News came through late on Saturday evening that someone had photographed a HORNEMANN'S ARCTIC REDPOLL in Suffolk. Its presence was confirmed on Sunday, and by all accounts it was showing extremely well as it fed on the beach. It continued to show all day, and so as we were both free on Monday, I made plans with GAS to head down. He picked me up at 04:00hrs, and we arrived at a dull, windy Aldeburgh at 07:50hrs. For a Monday morning, it was quite surprising that we had no delays en route.
There were only two other birders on site. We soon realised there was no sign so far this morning. We met up and discussed where we though the bird had been and where we thought it might be. I headed south down towards the Martello Tower, while the other birder headed north. GAS stayed in the middle just in case.
I was on the way back up when GAS started ringing and waving frantically at me. However, I'd already noticed the birder who had walked north was now kneeling down and pointing his camera at a bush. I'd got quite a long walk to get back, but I took my time. As I got closer, I thought I'd better have a quick glance at it through my bins in case it flew off. (I learnt this harsh lesson from costly mistakes before. We visited Inner Marsh once to see two Long-billed Dowitchers. All the waders were asleep in front of the hide. Instead of asking someone, I thought I'd test myself and find them all by myself. I started scanning through, and then a Merlin flashed past and flushed the whole flock. The Dowitchers weren't seen again!) As I lifted my bins, the Hornemann's flew off. I watched its white Brambling-type rump disappear off over the houses and drop out of view behind the boat yard. Everyone else had been watching it at point blank range, and I'd had a brief flight view.
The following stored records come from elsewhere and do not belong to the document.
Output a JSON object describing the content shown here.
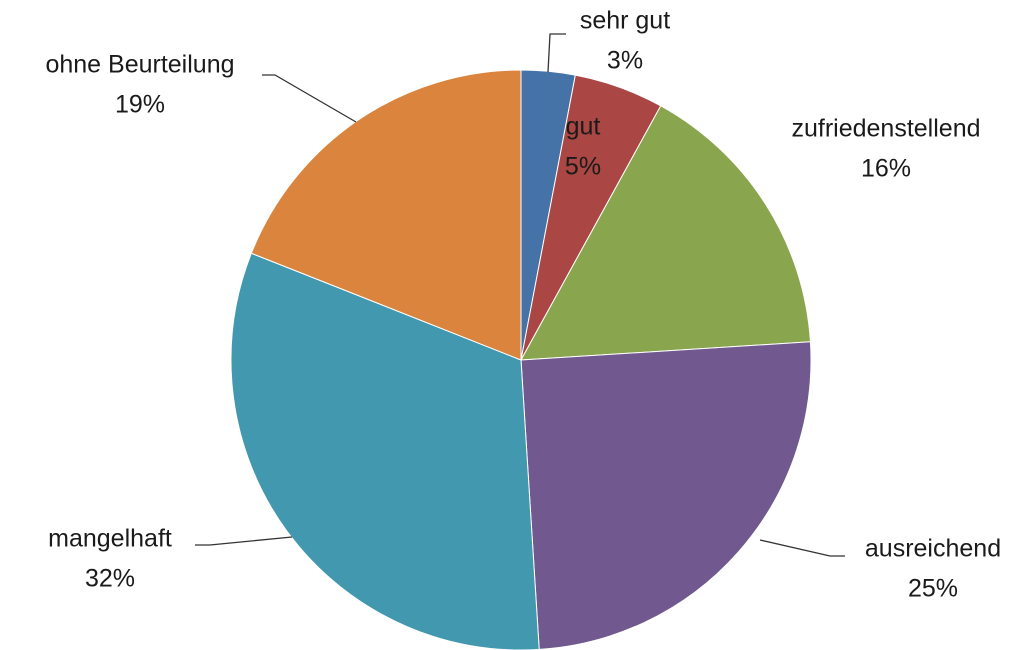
{
  "chart_data": {
    "type": "pie",
    "categories": [
      "sehr gut",
      "gut",
      "zufriedenstellend",
      "ausreichend",
      "mangelhaft",
      "ohne Beurteilung"
    ],
    "values": [
      3,
      5,
      16,
      25,
      32,
      19
    ],
    "value_labels": [
      "3%",
      "5%",
      "16%",
      "25%",
      "32%",
      "19%"
    ],
    "colors": [
      "#4572a7",
      "#aa4643",
      "#89a54e",
      "#71588f",
      "#4198af",
      "#db843d"
    ]
  }
}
We walked around a bit, and then just waited. There was no sign through the fence of the boat yard. Eventually, Rainham Howard refound it. He watched it fly from the boat yard, gain height and fly south down towards the Martello Tower. A few of us walked down, but again there was no sign. It certainly wasn't behaving like it did on Sunday.
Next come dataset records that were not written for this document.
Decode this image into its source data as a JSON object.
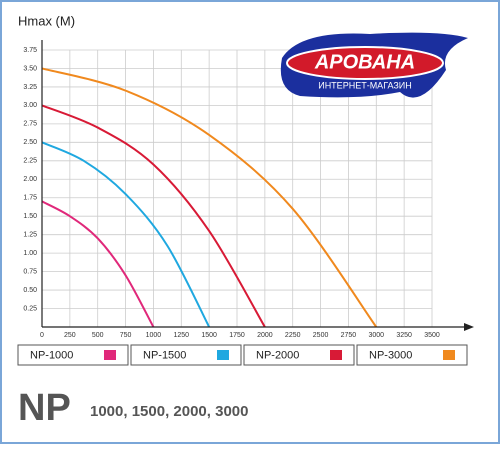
{
  "chart_data": {
    "type": "line",
    "y_label": "Hmax (M)",
    "xlim": [
      0,
      3500
    ],
    "ylim": [
      0,
      3.75
    ],
    "xticks": [
      0,
      250,
      500,
      750,
      1000,
      1250,
      1500,
      1750,
      2000,
      2250,
      2500,
      2750,
      3000,
      3250,
      3500
    ],
    "yticks": [
      0.25,
      {
        "value": 0.5,
        "label": "0.50"
      },
      0.75,
      {
        "value": 1,
        "label": "1.00"
      },
      1.25,
      {
        "value": 1.5,
        "label": "1.50"
      },
      1.75,
      {
        "value": 2,
        "label": "2.00"
      },
      2.25,
      {
        "value": 2.5,
        "label": "2.50"
      },
      2.75,
      {
        "value": 3,
        "label": "3.00"
      },
      3.25,
      {
        "value": 3.5,
        "label": "3.50"
      },
      3.75
    ],
    "grid": true,
    "series": [
      {
        "name": "NP-1000",
        "color": "#e0287a",
        "x": [
          0,
          250,
          500,
          750,
          1000
        ],
        "values": [
          1.7,
          1.5,
          1.2,
          0.7,
          0
        ]
      },
      {
        "name": "NP-1500",
        "color": "#1fa8e0",
        "x": [
          0,
          375,
          750,
          1125,
          1500
        ],
        "values": [
          2.5,
          2.25,
          1.8,
          1.1,
          0
        ]
      },
      {
        "name": "NP-2000",
        "color": "#d81a36",
        "x": [
          0,
          500,
          1000,
          1500,
          2000
        ],
        "values": [
          3.0,
          2.7,
          2.2,
          1.3,
          0
        ]
      },
      {
        "name": "NP-3000",
        "color": "#f0891e",
        "x": [
          0,
          750,
          1500,
          2250,
          3000
        ],
        "values": [
          3.5,
          3.2,
          2.6,
          1.6,
          0
        ]
      }
    ]
  },
  "logo": {
    "name": "АРОВАНА",
    "tagline": "ИНТЕРНЕТ-МАГАЗИН"
  },
  "footer": {
    "model": "NP",
    "sizes": "1000, 1500, 2000, 3000"
  }
}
I was knackered by this stage and so I just sat in the car. At about 10:30hrs there was still no sign. I stood by the car for a bit, but most birdwatchers were just standing around chatting. The birder in the car behind me started watching a bird high in the sky flying towards him. I managed to follow it and knew immediately it was the Redpoll again. It flew right overhead and carried on towards the boat yard. It landed on a mast, and I shouted to a group of Suffolk birdwatchers in front of me. They decided to walk up the path a bit. It soon dropped off the mast and landed out of view behind the houses again. There was a mass movement towards the town. A group managed to pick it up again on the ground. Some birders tried to find their way behind the houses, others stayed where they were. But it had been lost again.
We decided to stroll back to the beach. We made for the car again. GAS then spotted a birder lying on the beach with the bush just in front of him. It took me a few moments to realise what he was doing. We walked straight up to him and there was the Hornemann's Arctic Redpoll feeding away. It was a strange few moments. I presume he was as surprised as the rest of us that it had suddenly returned to its favourite bush. He was snapping away, taking photo's and presumably had forgot to wave to everyone.
We enjoyed fabulous views of it as it fed a few metres in front of us. Taking photo's was difficult due to the freezing temperatures, and you couldn't take your gloves off for long. It had taken me nearly four hours to see the bird after missing it's first showing!
A few pictures of the Hornemann's Arctic Redpoll in Suffolk
The crowd were quite well behaved except for the one who moved right in front of my scope. I whistled him. He looked at me and carried on snapping away.